Mi auguro che il lavoro che abbiamo fatto in questi due anni con l’Ufficio CEI per l’ecumenismo e il dialogo, sia solo un preludio alla creazione di un organismo ecumenico permanente che permetta una forma di consultazione regolare tra le Chiese presenti nel nostro Paese. Questo anno è stato attraversato anche dall’esperienza ecumenica dei corridoi umanitari, primo esempio nella storia del nostro Paese di collaborazione tra le Chiese che si fa servizio.
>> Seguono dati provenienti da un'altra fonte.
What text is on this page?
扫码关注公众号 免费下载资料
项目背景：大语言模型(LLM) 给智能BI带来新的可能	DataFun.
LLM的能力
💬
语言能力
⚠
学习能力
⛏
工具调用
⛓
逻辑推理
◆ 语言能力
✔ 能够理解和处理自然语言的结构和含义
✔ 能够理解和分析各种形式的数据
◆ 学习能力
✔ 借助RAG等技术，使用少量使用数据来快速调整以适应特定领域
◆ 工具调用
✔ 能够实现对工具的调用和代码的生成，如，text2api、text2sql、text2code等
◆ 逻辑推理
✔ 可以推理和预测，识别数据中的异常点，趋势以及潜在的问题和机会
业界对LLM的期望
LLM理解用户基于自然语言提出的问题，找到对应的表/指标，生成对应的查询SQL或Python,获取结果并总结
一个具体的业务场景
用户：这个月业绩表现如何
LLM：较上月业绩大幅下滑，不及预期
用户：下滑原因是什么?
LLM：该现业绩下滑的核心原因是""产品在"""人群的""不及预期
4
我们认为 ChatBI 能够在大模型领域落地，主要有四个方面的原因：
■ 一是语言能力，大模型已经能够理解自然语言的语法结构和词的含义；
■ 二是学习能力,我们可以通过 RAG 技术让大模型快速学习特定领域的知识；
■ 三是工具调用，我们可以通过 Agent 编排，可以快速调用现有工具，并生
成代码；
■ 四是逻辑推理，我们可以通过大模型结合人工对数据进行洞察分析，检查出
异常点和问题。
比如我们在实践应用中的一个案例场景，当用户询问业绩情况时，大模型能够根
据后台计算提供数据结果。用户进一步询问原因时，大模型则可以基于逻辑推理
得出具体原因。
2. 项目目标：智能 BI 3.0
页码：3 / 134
È il primo esempio in Europa. Il bilancio è sicuramente positivo. Abbiamo accolto venerdì 27 ottobre, oltre 120 rifugiati siriani dal Libano. E con loro abbiamo completato la quota di 1.000 che ci era stata assegnata dal protocollo di intesa firmata da Comunità di Sant’Egidio, FCEI e Tavola valdese con i ministeri dell’Interno e degli Esteri. Le buone notizie sono diverse. La prima è che il progetto anche se in misura ridotta, comincia ad essere esportato in altri Paesi ed è già pienamente attivo in Francia. La seconda buona notizia è che il vice ministro degli esteri Mario Giro ci ha annunciato che il progetto italiano va avanti ed è imminente agli inizi di novembre la firma di rinnovo di questa intesa per un gruppo analogo di altri 1.000 rifugiati.
Infine è di questi giorni la notizia che il Parlamento europeo ha votato una raccomandazione sui corridoi umanitari e c’è un progetto sostenuto da Junker che prevede la creazione di canali per addirittura 40mila rifugiati. Se va in porto, significa che quello che ci eravamo prefissati è stato raggiunto, e cioè essere di stimolo perché l’Europa prenda coscienza di questa situazione e cerchi alternative ai viaggi della morte.
Quale ecumenismo emerge da questa esperienza?
Ci sono varie forme di ecumenismo, quello dei corridoi umanitari è l’ecumenismo del fare e del testimoniare insieme. Poi c’è anche l’ecumenismo teologico. Credo che entrambe le forme siano essenziali. Ogni volta che si è voluto privilegiare uno di questi due aspetti dell’ecumenismo rispetto all’altro, siamo andati fuori strada. Queste due anime vanno assolutamente tenute insieme. Un ecumenismo solo spirituale o teologico non porta frutti così come un ecumenismo che si pone solamente sul piano dello stretto servizio sociale alle persone, ha i suoi limiti. Credo che dobbiamo andare avanti coniugando la testimonianza comune con l’impegno per l’unità della Chiesa che è una unità nella diversità. Si tratta di una diversità riconciliata che non appiattisce le differenze.